Guiné > Zona Leste > Região de Bafatá > Contuboel >  Rio Geba  > 1969 > Uma belíssima foto de uma lavadeira, em contraluz. O Valdemar Queroz atribuiu os créditos fotográficos ao seu "irmão siamês"  Cândido Cunha.

Foto (e legenda): © Cândido Cunha / Valdemar Queiroz (2021). Todos os direitos reservados. [Edição e legendagem complementar. Blogue Luís Graça & Camaradas da Guiné]



Espinho > Silvalde > Fevereiro de 1969 > CART 2479 / CART 11 > IAO, Instrução de Aperfeiçoamento Operacional > Uma "foto histórica" um "ninho" de lacraus, designação do pessoal da futura CART 11 (Contuboel, Nova Lamego, Piche) > O Cândido Cunha é o nº 3... Os restantes (cujas cabeças são visíveis); o Ferreira (vaguemestre) (10), o Abílio Pinto (11), o Manuel Macias (6), Pechincha (que era de operações especiais) (7) e o Abílio Duarte (5).
 
Foto (e legenda): © Valdemar Queiroz (2014). Todos os direitos reservados. [Edição e legendagem complementar. Blogue Luís Graça & Camaradas da Guiné]

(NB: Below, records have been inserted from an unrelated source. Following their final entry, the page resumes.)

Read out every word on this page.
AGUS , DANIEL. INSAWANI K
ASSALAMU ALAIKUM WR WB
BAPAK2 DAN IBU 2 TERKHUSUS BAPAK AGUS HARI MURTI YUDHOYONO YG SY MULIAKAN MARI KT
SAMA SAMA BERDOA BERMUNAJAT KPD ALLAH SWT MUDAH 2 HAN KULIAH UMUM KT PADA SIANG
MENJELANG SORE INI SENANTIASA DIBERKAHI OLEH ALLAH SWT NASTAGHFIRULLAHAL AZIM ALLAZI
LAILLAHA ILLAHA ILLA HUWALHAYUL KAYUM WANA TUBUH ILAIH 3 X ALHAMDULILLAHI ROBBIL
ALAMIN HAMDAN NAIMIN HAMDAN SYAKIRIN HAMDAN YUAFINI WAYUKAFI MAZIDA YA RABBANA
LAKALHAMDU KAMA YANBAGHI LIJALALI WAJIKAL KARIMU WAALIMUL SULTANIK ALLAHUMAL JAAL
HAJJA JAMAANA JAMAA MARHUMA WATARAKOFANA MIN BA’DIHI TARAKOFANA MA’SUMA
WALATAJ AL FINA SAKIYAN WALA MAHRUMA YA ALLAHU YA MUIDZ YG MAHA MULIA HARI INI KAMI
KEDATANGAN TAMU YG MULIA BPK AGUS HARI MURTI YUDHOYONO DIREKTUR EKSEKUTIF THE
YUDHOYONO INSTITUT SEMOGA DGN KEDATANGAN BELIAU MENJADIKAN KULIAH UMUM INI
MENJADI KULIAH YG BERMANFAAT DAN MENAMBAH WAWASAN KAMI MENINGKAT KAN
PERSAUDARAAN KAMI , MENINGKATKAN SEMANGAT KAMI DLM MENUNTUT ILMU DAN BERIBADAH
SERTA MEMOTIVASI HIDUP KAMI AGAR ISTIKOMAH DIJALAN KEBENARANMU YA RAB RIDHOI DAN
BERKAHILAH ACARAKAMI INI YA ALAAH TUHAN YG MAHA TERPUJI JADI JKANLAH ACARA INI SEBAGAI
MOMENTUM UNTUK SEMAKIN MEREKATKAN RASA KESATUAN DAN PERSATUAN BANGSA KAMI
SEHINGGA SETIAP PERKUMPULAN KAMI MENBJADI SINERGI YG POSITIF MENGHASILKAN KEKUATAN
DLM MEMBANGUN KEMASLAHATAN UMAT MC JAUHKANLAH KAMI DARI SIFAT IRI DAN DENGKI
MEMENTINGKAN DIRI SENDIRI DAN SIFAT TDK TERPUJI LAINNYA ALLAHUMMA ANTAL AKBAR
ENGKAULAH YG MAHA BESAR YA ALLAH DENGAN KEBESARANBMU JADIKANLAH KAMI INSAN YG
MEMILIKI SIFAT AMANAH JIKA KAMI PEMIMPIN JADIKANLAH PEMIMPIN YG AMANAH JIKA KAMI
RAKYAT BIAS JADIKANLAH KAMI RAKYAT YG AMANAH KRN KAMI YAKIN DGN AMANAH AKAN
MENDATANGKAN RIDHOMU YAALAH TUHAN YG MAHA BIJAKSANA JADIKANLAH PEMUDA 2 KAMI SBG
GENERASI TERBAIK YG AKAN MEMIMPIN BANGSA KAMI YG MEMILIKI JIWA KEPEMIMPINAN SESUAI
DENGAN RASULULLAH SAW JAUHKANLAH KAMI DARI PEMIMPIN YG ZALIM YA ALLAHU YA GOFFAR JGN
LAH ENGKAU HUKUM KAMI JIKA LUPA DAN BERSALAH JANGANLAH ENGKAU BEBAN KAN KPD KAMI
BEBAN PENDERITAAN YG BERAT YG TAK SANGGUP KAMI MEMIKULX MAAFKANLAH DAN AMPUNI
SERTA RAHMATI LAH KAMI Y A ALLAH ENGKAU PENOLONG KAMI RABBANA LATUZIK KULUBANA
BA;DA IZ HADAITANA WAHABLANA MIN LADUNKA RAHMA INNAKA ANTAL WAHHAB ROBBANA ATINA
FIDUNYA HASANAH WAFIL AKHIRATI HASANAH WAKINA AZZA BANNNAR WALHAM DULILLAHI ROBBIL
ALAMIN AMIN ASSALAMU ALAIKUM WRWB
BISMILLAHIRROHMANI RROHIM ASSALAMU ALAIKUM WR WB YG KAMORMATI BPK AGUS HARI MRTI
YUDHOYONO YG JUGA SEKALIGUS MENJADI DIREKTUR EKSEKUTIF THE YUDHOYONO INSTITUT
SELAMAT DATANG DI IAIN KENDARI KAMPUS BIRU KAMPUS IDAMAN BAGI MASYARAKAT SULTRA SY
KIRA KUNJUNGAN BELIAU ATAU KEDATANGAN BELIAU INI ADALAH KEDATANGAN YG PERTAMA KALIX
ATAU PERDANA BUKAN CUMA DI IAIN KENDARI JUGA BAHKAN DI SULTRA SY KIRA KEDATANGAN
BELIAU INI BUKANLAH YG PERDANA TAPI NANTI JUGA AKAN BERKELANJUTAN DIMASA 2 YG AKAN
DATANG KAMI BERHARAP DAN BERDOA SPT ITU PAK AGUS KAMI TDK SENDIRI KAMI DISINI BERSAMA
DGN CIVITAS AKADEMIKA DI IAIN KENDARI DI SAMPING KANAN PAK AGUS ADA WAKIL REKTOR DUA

1. Mensagem de Valdemar Queiroz [ex-fur mil, CART 2479 / CART 11, Contuboel, Nova Lamego, Canquelifá, Paunca, Guiro Iero Bocari, 1969/70]
 
Date: quinta, 6/05/2021 à(s) 15:41
Subject: Homenagem às "nossas lavadeiras"
 
Luís, como tens passado? Agora é aguentar até tratar do problema,  bem diferente do que seria numa comissão (#) em Bambadinca/Xime que serviu de tarimba para enfrentar dificuldades. 

Como homenagem às "nossas lavadeiras" anexo uma fotografia, uma das extraordinárias fotografias do nosso blogue, duma lavadeira em plena laboração na "lavandaria do Geba", em Contuboel.

Esta bela fotografia que faz parte do meu álbum, julgo ser de autoria do Cândido Cunha, fur mil da minha CART 11, tirada à silhueta da bajuda em movimento, que com melhor máquina apanharia os pingos da roupa e poderia muito bem ser uma obra de arte fotográfica.

Tratava-se duma das primeiras visitas à "lavandaria" para ver as bajudas a lavar roupa, não seria propriamente só ver a lavar roupa, aproveitando para uns mirones  às  belas bajudas fulas em topless.

Ó  por cá (1969/70) ainda o topless na praia era proibido ou nem sequer pensado, só começando a aparecer nas praias do sudoeste alentejano com as belas loirinhas alemãs ou holandesas. Essas não se importavam de fotos dos embasbacados mirones católicos que até para não serem mal educadas vestiam uma t-shirt e pediam uma cópia como recordação. 

Tal como por cá acabaram negócios em pequenas localidades (p.ex. Vendas Novas, Mafra) devido aos Quarteis de preparação de tropa p'ra guerra, também  nas tabancas da Guiné acabou o negócio das lavadeiras.

Com ironia... como o vinho matar a fome a milhões de portugueses, é uma chatice acabar com o negócio da guerra. 

Abraço e força com isso
Valdemar Queiroz

(#) Também utilizado como 'comissão de serviço', mas fique bem claro não se tratar de percentagem cobrada sobre um serviço prestado.